Actrice française de théâtre et de cinéma (Wiesbaden, Allemagne, 1921-Autheuil-Authouillet, Eure, 1985).

1. L’enfance et les débuts de Simone Signoret

Simone est la fille de André Kaminker, un traducteur juif polonais, et de Georgette Signoret, une Française d’origine provençale et catholique. Elle naît en Allemagne dans une région alors occupée par les Français (son père est détaché comme officier de l’armée française). La famille rejoint Paris alors que Simone est âgée de deux ans.

Elle poursuit ses études jusqu’au baccalauréat et, durant son adolescence à Neuilly, la jeune fille évolue dans un milieu bourgeois et reçoit une éducation classique qui ne semblent pas la destiner à monter sur les planches. Son père disparaît en 1940, lorsque les Allemands occupent la capitale. La famille apprendra plus tard qu’il avait rejoint la France libre à Londres. À 19 ans, pour ne pas « crever de faim » se souvient-elle, elle donne des cours d’anglais et devient sténodactylo.

Simone s’installe alors à Saint-Germain-des-Prés et fréquente les cafés : « Je suis née (…) un soir de mars 1941 sur une banquette du Café de Flore ». La rencontre d’une bande d’amis issus du groupe Octobre (→ Jacques Prévert), une troupe de théâtre ouvrier, va initier sa carrière d’artiste et contribuer à forger ses opinions politiques. Elle obtient durant l’Occupation, et malgré une ascendance demi-juive qui l’oblige à changer de nom, plusieurs rôles de figuration, notamment dans les Visiteurs du soir et Adieu Léonard.

2. Simone Signoret au cinéma et au théâtre

En 1943, Simone Signoret rencontre Yves Allégret, alors jeune réalisateur inconnu. Le cinéaste la met en scène à plusieurs reprises, d’abord dans un second rôle remarqué pour les Démons de l’Aube (1946), puis dans des rôles principaux : une fille à matelots désabusée dans Dédée d’Anvers (1948) et une épouse manipulatrice dans Manèges (1950), aux côtés de Bernard Blier. La carrière de Signoret est lancée.

« Casque d’or », un symbole. Elle excelle dans les rôles de garces et de prostituées, notamment dans la Ronde de Max Ophuls (1950) où cette image est employée avec élégance. Mais surtout, avec son rôle emblématique dans Casque d’or de Jacques Becker en 1951, son film symbole devenu un grand classique du cinéma français, où elle incarne une demi-mondaine submergée par l’amour, aux côtés de Serge Reggiani.

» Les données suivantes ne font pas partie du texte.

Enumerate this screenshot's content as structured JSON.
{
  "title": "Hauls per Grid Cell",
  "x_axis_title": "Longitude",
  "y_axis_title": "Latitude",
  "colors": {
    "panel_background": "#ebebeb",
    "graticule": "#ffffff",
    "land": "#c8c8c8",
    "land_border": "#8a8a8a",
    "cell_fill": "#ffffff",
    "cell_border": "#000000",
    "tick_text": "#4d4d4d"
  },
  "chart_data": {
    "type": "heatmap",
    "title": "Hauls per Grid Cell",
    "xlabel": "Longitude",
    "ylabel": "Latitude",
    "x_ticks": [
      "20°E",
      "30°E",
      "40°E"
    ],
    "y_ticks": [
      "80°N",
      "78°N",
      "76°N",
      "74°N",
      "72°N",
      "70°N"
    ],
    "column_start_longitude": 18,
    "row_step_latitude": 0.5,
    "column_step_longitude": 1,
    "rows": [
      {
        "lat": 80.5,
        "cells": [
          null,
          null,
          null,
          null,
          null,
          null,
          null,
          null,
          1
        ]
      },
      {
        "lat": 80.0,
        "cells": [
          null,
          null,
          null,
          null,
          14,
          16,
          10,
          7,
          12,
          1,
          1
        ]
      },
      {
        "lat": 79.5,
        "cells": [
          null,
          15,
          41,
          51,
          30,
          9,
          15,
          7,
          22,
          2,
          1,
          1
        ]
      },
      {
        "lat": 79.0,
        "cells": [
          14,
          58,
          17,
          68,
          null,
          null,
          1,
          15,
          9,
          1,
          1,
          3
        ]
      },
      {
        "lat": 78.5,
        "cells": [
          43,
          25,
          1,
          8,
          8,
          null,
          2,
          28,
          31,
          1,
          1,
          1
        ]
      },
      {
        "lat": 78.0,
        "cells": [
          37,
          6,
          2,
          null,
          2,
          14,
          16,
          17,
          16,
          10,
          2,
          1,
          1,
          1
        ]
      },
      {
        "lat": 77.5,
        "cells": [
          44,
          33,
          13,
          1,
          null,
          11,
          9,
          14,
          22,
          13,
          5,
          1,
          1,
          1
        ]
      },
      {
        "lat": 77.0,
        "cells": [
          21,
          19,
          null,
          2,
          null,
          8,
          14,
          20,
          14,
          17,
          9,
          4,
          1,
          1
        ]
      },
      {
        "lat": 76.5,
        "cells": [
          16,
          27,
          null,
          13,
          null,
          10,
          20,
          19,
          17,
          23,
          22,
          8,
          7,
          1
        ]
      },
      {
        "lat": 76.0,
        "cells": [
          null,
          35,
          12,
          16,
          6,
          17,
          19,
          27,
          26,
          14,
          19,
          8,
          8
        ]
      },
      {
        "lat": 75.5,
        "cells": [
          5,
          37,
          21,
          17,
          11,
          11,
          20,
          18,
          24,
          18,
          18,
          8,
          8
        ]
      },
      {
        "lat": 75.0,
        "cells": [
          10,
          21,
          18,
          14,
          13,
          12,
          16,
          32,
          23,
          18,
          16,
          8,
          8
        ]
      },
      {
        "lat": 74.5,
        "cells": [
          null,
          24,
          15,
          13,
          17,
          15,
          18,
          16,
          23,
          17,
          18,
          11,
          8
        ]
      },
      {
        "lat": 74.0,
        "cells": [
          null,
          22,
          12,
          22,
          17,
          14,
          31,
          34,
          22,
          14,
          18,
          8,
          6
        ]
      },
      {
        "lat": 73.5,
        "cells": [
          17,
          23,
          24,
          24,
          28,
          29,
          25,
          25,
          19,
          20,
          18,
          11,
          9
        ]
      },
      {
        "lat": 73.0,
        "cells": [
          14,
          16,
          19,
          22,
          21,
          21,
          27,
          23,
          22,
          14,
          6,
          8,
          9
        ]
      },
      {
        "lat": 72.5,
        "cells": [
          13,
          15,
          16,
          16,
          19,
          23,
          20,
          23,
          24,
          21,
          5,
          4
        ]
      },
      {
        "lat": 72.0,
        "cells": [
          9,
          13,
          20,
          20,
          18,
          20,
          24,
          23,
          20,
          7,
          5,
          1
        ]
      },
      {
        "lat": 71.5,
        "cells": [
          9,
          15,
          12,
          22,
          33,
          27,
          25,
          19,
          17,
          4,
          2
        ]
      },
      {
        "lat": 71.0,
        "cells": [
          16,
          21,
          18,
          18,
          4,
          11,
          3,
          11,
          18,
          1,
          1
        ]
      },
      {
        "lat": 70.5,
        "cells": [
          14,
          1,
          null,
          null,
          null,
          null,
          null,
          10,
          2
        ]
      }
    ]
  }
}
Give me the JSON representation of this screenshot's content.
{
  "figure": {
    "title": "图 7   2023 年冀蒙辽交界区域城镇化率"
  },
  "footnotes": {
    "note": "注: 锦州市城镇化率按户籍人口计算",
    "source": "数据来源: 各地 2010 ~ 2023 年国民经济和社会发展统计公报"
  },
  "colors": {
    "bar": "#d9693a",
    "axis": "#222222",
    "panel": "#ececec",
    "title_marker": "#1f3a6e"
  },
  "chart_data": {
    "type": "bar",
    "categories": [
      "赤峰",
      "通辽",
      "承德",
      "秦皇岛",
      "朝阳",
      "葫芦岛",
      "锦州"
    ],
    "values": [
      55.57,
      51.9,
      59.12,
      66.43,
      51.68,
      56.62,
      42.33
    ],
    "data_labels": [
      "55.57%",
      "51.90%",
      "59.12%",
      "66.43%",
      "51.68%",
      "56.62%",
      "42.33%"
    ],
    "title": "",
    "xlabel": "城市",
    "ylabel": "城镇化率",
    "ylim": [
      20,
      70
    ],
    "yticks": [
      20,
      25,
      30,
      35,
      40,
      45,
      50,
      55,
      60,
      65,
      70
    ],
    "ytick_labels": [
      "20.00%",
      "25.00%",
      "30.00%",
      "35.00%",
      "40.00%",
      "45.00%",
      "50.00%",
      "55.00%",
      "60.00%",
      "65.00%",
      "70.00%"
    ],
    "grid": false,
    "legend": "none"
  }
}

Remariée avec l’acteur et chanteur Yves Montand, avec qui elle forme un couple mythique à la ville comme à l’écran, Simone Signoret devient une figure incontournable du septième art. Elle tient le rôle-titre dans Thérèse Raquin de Marcel Carné (1953) et livre une composition machiavélique dans les Diaboliques d’Henri-Georges Clouzot en 1955. Le film est un énorme succès. Elle endosse une nouvelle fois un rôle de prostituée dans la Mort en ce jardin de Luis Bunuel (1956).

Signoret fait ses débuts au théâtre avec Yves Montand dans les Sorcières de Salem en 1954. Cette pièce, une allégorie du maccarthysme signée Arthur Miller, est un tel triomphe qu’elle est adaptée au cinéma en 1957 par Raymond Rouleau sur un scénario de Jean-Paul Sartre.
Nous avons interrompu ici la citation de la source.